Bharat T. Motwani

Wednesday, July 22, 2009

SQL CLR Stored procedure deployment

"CREATE ASSEMBLY for assembly 'CLRAssembly' failed because assembly 'CLRAssembly' is not authorized for PERMISSION_SET = EXTERNAL_ACCESS. The assembly is authorized when either of the following is true: the database owner (DBO) has EXTERNAL ACCESS ASSEMBLY permission and the database has the TRUSTWORTHY database property on; or the assembly is signed with a certificate or an asymmetric key that has a corresponding login with EXTERNAL ACCESS ASSEMBLY permission."

Have you got this error while deploying an SQL CLR stored procedure ?
If yes, then look no further and check out the steps below to deploy a sample SQL CLR Stored procedure.


1/ Create a New SQL Server 2005 Database and name it "CLRTest"

2/ In order to set the correct permissions for the database to execute the SQL CLR stored procedure we need to set the Trustworthy property of the database to "true". By default the Trustworthy property is set to "false".
Execute the following statement to set the Trustworty property to "true"

ALTER DATABASE CLRTest SET TRUSTWORTHY ON

3/ Create a new user in SQL Server named "clrtestuser" and use the authentication type as "SQL Server Authentication".
Assign the db_owner permission to the "clrtestuser" on the "CLRTest" database.

4/ The next step is to grant the "external access assembly" permission to the "clrtestuser" user.
This can be done by running the following statement.

USE master
GO
GRANT EXTERNAL ACCESS ASSEMBLY TO clrtestuser
GO

5/ Create a new "SQL Server project" in Visual Studio 2005 named "CLRAssembly"
Add a new user-defined function to the project which will have the following code.
"UserDefinedFunctions.vb"

Imports System
Imports System.Data
Imports System.Data.SqlClient
Imports System.Data.SqlTypes
Imports Microsoft.SqlServer.Server

Partial Public Class UserDefinedFunctions
<microsoft.sqlserver.server.sqlfunction()>_
Public Shared Function MyFirstCLRFunction() As SqlString
' Add your code here
Return New SqlString("Hello")
End Function
End Class


6/ Change the database settings for the project "CLRAssembly" to point to the "CLRTest" database.
To make this change in Visual Studio 2005 go to Project --> CLRAssembly Properties
Go to the "Database" tab and set the Connection String to point to the "CLRTest" database. The connection string should use SQL Authentication and the user name "clrtestuser"
Go to the "Database" tab and set the Permission Level to "External"

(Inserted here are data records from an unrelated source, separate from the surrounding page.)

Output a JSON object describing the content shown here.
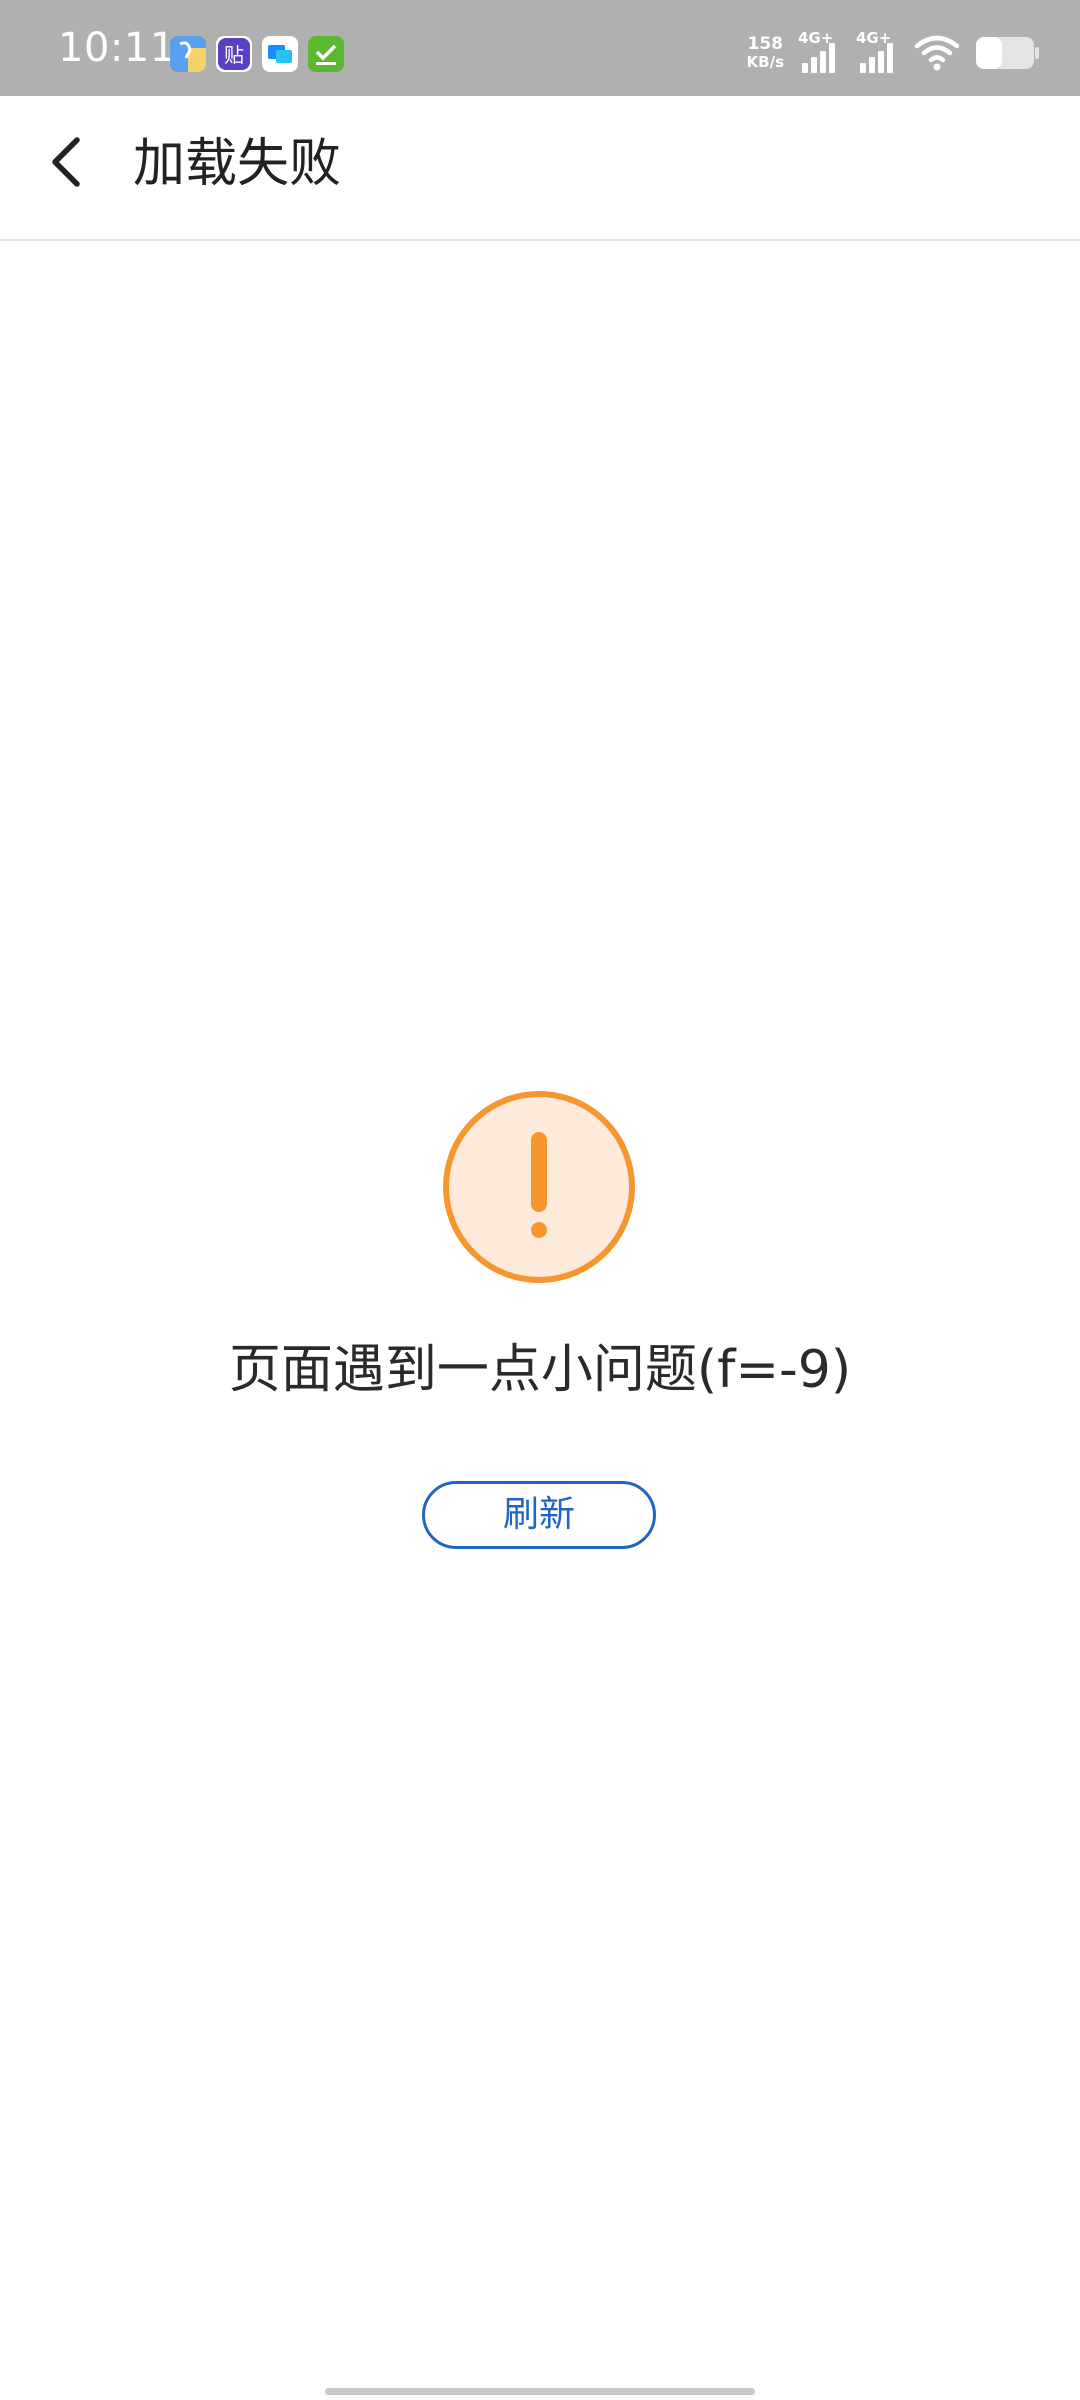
{
  "status_bar": {
    "time": "10:11",
    "net_speed_value": "158",
    "net_speed_unit": "KB/s",
    "sim1_label": "4G+",
    "sim2_label": "4G+",
    "notification_icons": [
      "location-app-icon",
      "tieba-app-icon",
      "chat-app-icon",
      "task-check-app-icon"
    ],
    "status_icons": [
      "signal-icon",
      "signal-icon",
      "wifi-icon",
      "battery-icon"
    ]
  },
  "toolbar": {
    "title": "加载失败",
    "back_icon": "back-arrow-icon"
  },
  "error": {
    "icon": "warning-exclamation-icon",
    "message": "页面遇到一点小问题(f=-9)",
    "refresh_label": "刷新"
  },
  "colors": {
    "status_bar_bg": "#b0b0b0",
    "accent_blue": "#1f66c4",
    "warning_orange": "#f7962e",
    "warning_fill": "#fdeadb"
  }
}
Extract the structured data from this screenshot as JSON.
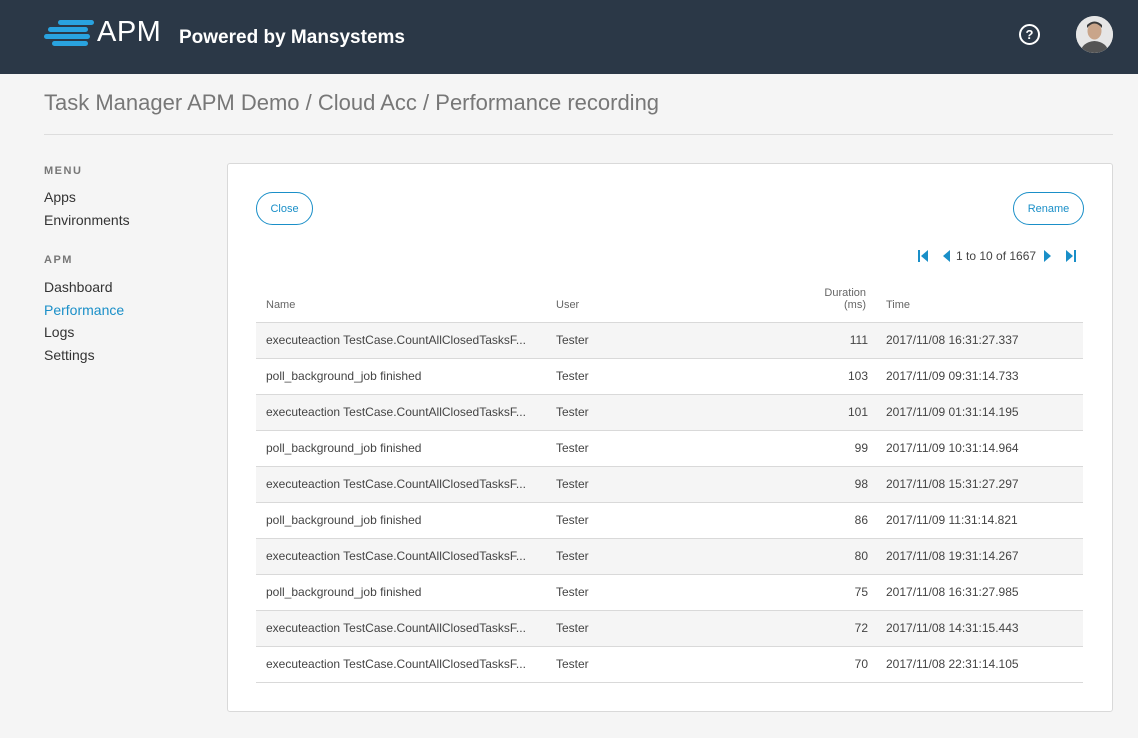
{
  "header": {
    "logo_icon": "apm-stripes-logo",
    "brand": "APM",
    "tagline": "Powered by Mansystems",
    "help_icon": "help-circle-icon",
    "avatar_icon": "user-avatar",
    "bg_color": "#2b3847",
    "logo_color": "#29a3e0"
  },
  "breadcrumb": "Task Manager APM Demo / Cloud Acc / Performance recording",
  "sidebar": {
    "menu_heading": "MENU",
    "menu_items": [
      {
        "label": "Apps"
      },
      {
        "label": "Environments"
      }
    ],
    "apm_heading": "APM",
    "apm_items": [
      {
        "label": "Dashboard"
      },
      {
        "label": "Performance",
        "active": true
      },
      {
        "label": "Logs"
      },
      {
        "label": "Settings"
      }
    ]
  },
  "panel": {
    "close_label": "Close",
    "rename_label": "Rename",
    "pager": {
      "text": "1 to 10 of 1667",
      "first_icon": "first-page-icon",
      "prev_icon": "previous-page-icon",
      "next_icon": "next-page-icon",
      "last_icon": "last-page-icon"
    },
    "columns": {
      "name": "Name",
      "user": "User",
      "duration_line1": "Duration",
      "duration_line2": "(ms)",
      "time": "Time"
    },
    "rows": [
      {
        "name": "executeaction TestCase.CountAllClosedTasksF...",
        "user": "Tester",
        "duration": "111",
        "time": "2017/11/08 16:31:27.337"
      },
      {
        "name": "poll_background_job finished",
        "user": "Tester",
        "duration": "103",
        "time": "2017/11/09 09:31:14.733"
      },
      {
        "name": "executeaction TestCase.CountAllClosedTasksF...",
        "user": "Tester",
        "duration": "101",
        "time": "2017/11/09 01:31:14.195"
      },
      {
        "name": "poll_background_job finished",
        "user": "Tester",
        "duration": "99",
        "time": "2017/11/09 10:31:14.964"
      },
      {
        "name": "executeaction TestCase.CountAllClosedTasksF...",
        "user": "Tester",
        "duration": "98",
        "time": "2017/11/08 15:31:27.297"
      },
      {
        "name": "poll_background_job finished",
        "user": "Tester",
        "duration": "86",
        "time": "2017/11/09 11:31:14.821"
      },
      {
        "name": "executeaction TestCase.CountAllClosedTasksF...",
        "user": "Tester",
        "duration": "80",
        "time": "2017/11/08 19:31:14.267"
      },
      {
        "name": "poll_background_job finished",
        "user": "Tester",
        "duration": "75",
        "time": "2017/11/08 16:31:27.985"
      },
      {
        "name": "executeaction TestCase.CountAllClosedTasksF...",
        "user": "Tester",
        "duration": "72",
        "time": "2017/11/08 14:31:15.443"
      },
      {
        "name": "executeaction TestCase.CountAllClosedTasksF...",
        "user": "Tester",
        "duration": "70",
        "time": "2017/11/08 22:31:14.105"
      }
    ]
  }
}
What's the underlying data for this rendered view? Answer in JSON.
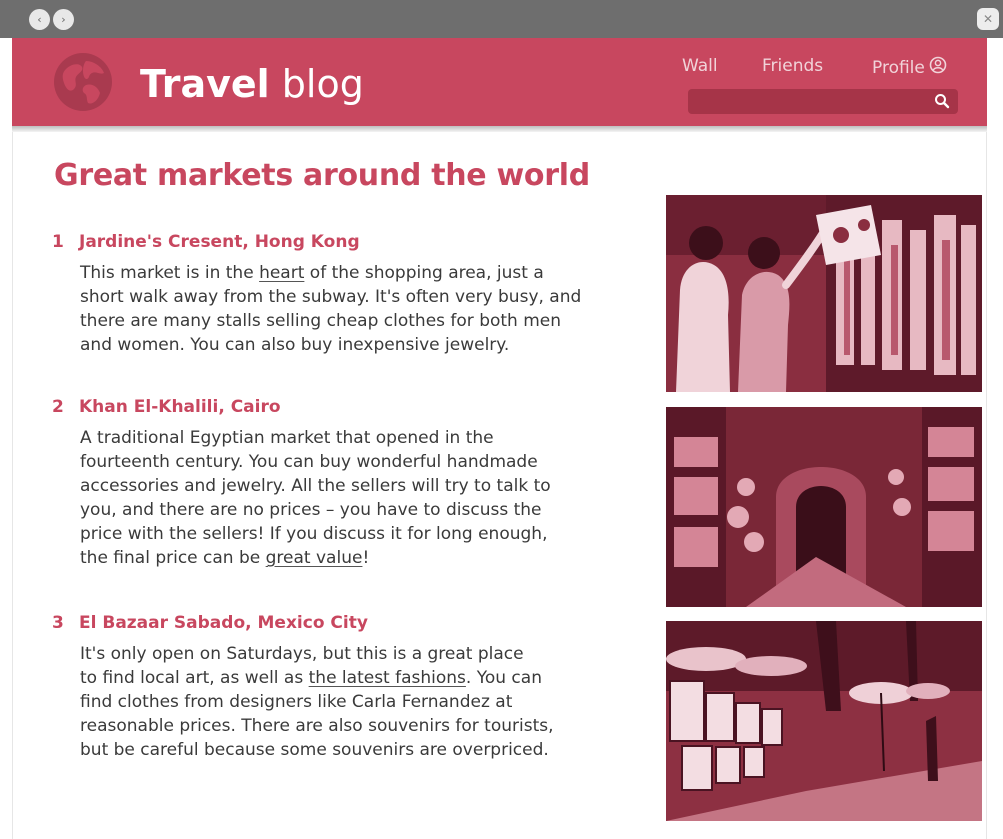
{
  "browser": {
    "back_label": "‹",
    "forward_label": "›",
    "close_label": "✕"
  },
  "header": {
    "brand_bold": "Travel",
    "brand_light": "blog",
    "nav": {
      "wall": "Wall",
      "friends": "Friends",
      "profile": "Profile"
    },
    "search": {
      "placeholder": "",
      "value": ""
    }
  },
  "article": {
    "title": "Great markets around the world",
    "markets": [
      {
        "number": "1",
        "name": "Jardine's Cresent, Hong Kong",
        "lines": [
          [
            "This market is in the ",
            "heart",
            " of the shopping area, just a"
          ],
          [
            "short walk away from the subway. It's often very busy, and"
          ],
          [
            "there are many stalls selling cheap clothes for both men"
          ],
          [
            "and women. You can also buy inexpensive jewelry."
          ]
        ]
      },
      {
        "number": "2",
        "name": "Khan El-Khalili, Cairo",
        "lines": [
          [
            "A traditional Egyptian market that opened in the"
          ],
          [
            "fourteenth century. You can buy wonderful handmade"
          ],
          [
            "accessories and jewelry. All the sellers will try to talk to"
          ],
          [
            "you, and there are no prices – you have to discuss the"
          ],
          [
            "price with the sellers! If you discuss it for long enough,"
          ],
          [
            "the final price can be ",
            "great value",
            "!"
          ]
        ]
      },
      {
        "number": "3",
        "name": "El Bazaar Sabado, Mexico City",
        "lines": [
          [
            "It's only open on Saturdays, but this is a great place"
          ],
          [
            "to find local art, as well as ",
            "the latest fashions",
            ". You can"
          ],
          [
            "find clothes from designers like Carla Fernandez at"
          ],
          [
            "reasonable prices. There are also souvenirs for tourists,"
          ],
          [
            "but be careful because some souvenirs are overpriced."
          ]
        ]
      }
    ]
  },
  "colors": {
    "brand": "#c8475f",
    "brand_dark": "#a63448",
    "chrome": "#6e6e6e",
    "text": "#3a3a3a"
  }
}
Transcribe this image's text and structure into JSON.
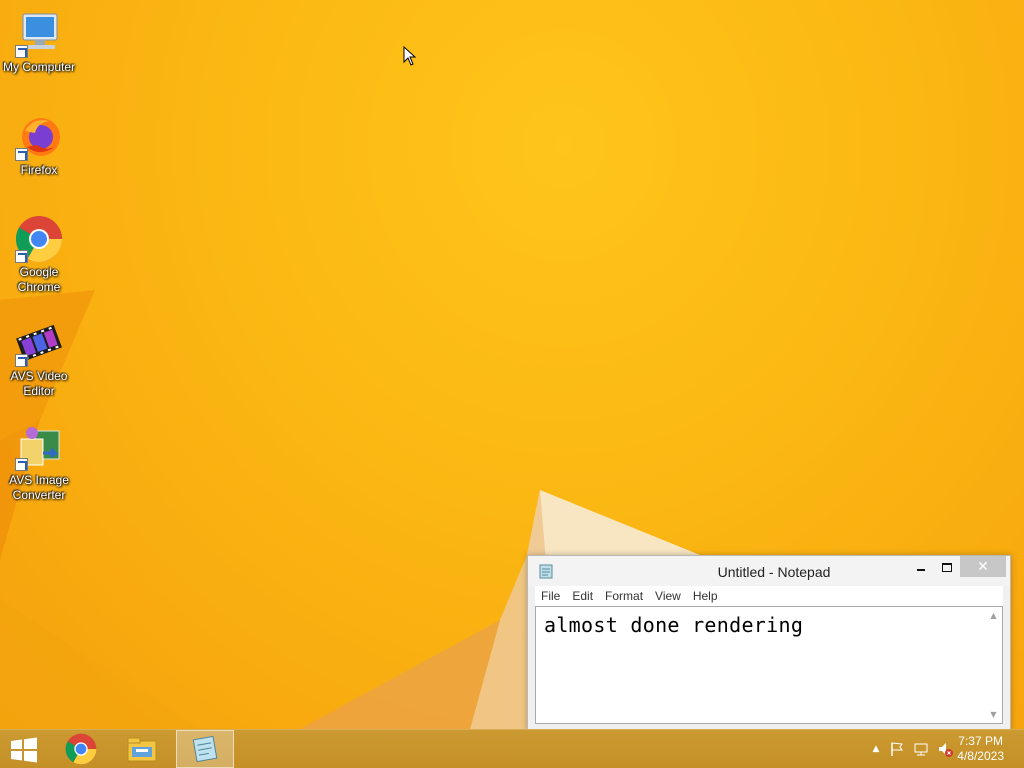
{
  "desktop": {
    "icons": [
      {
        "label": "My Computer",
        "icon": "computer-icon"
      },
      {
        "label": "Firefox",
        "icon": "firefox-icon"
      },
      {
        "label": "Google\nChrome",
        "icon": "chrome-icon"
      },
      {
        "label": "AVS Video\nEditor",
        "icon": "film-icon"
      },
      {
        "label": "AVS Image\nConverter",
        "icon": "image-converter-icon"
      }
    ]
  },
  "notepad": {
    "title": "Untitled - Notepad",
    "menu": [
      "File",
      "Edit",
      "Format",
      "View",
      "Help"
    ],
    "content": "almost done rendering",
    "close_glyph": "✕"
  },
  "taskbar": {
    "items": [
      "start-icon",
      "chrome-icon",
      "file-explorer-icon",
      "notepad-icon"
    ],
    "tray_up_glyph": "▲",
    "clock": {
      "time": "7:37 PM",
      "date": "4/8/2023"
    }
  },
  "colors": {
    "desktop_bg": "#f6b40a",
    "taskbar": "#c8952c",
    "close_button": "#c7c7c7"
  }
}
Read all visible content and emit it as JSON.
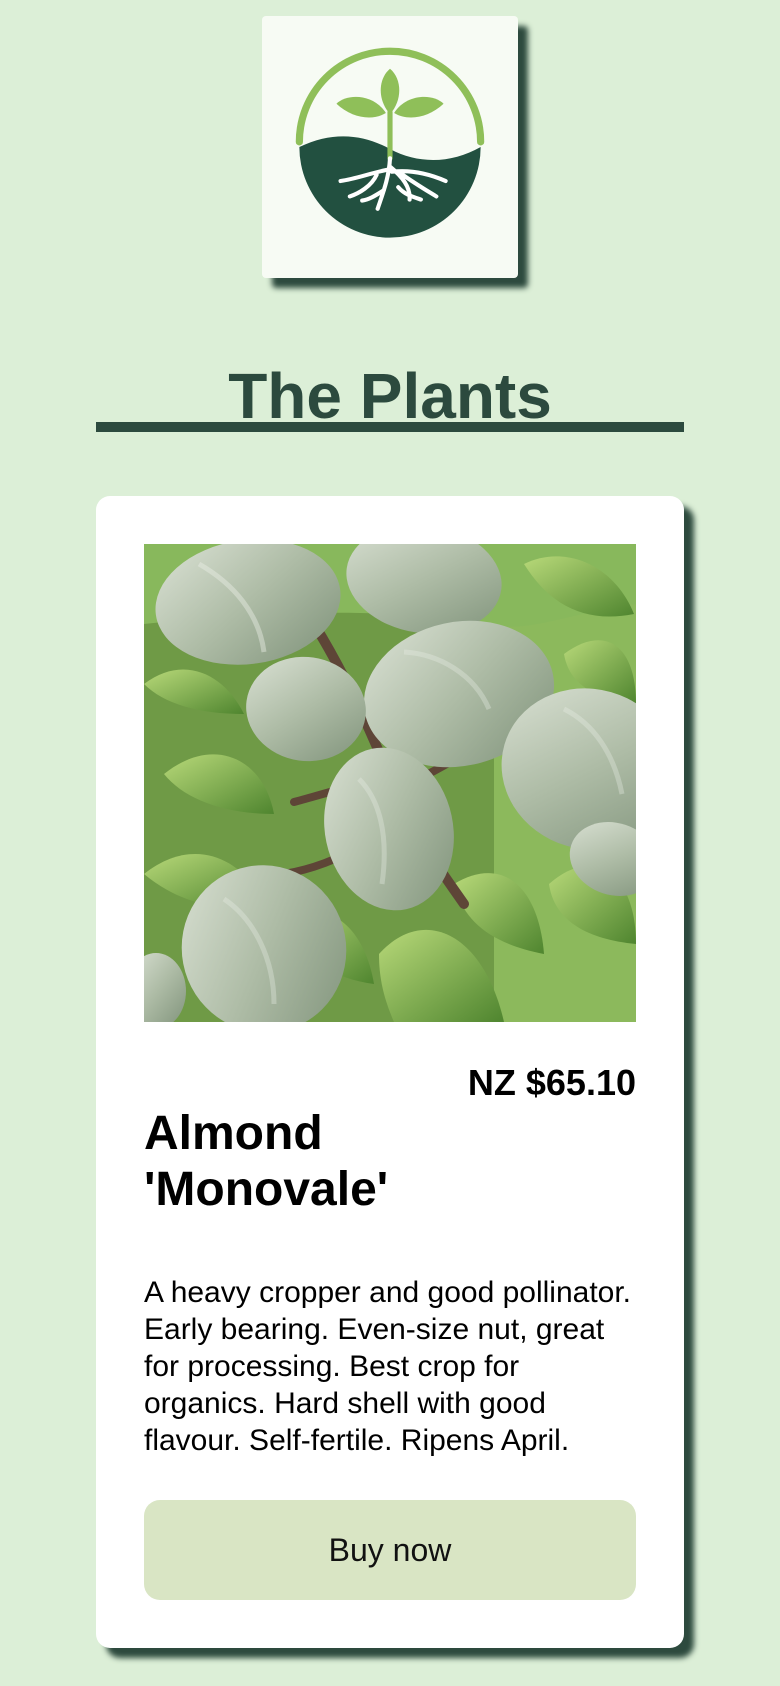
{
  "brand": {
    "title": "The Plants",
    "logo_icon": "plant-roots-logo-icon"
  },
  "product": {
    "image_subject": "almond-fruit-image",
    "name": "Almond 'Monovale'",
    "price": "NZ $65.10",
    "description": "A heavy cropper and good pollinator. Early bearing. Even-size nut, great for processing. Best crop for organics. Hard shell with good flavour. Self-fertile. Ripens April.",
    "buy_label": "Buy now"
  },
  "colors": {
    "page_background": "#dcefd7",
    "brand_dark_green": "#2c4a3e",
    "logo_green": "#8fbf59",
    "card_background": "#ffffff",
    "button_background": "#d9e5c4"
  }
}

7/ If you want to debug the SQL CLR stored procedure from Visual Studio 2005, then assign the "sysadmin" role to the "clrtestuser".

8/ The SQL CLR stored procedure can now be deployed using the "Build-->Deploy CLRAssembly" menu.

9/ If you want to deploy the SQL CLR stored procedure manually then build the "CLRAssembly" project.
Log on to SQL Server using windows authentication and run the following statement.

DROP FUNCTION fnMyFirstCLRFunction
GO
DROP ASSEMBLY CLRAssembly
go
CREATE ASSEMBLY CLRAssembly
FROM 'C:\Projects\CLRAssembly\bin\CLRAssembly.dll'
WITH PERMISSION_SET = EXTERNAL_ACCESS
GO
CREATE FUNCTION fnMyFirstCLRFunction() returns nvarchar(200)
AS EXTERNAL NAME [CLRAssembly].[CLRAssembly.UserDefinedFunctions].[MyFirstCLRFunction]
GO


Note: If a database has been backed up and restored and the above steps for creating an assembly are run on that database, then the assembly will not be installed and it will throw an error.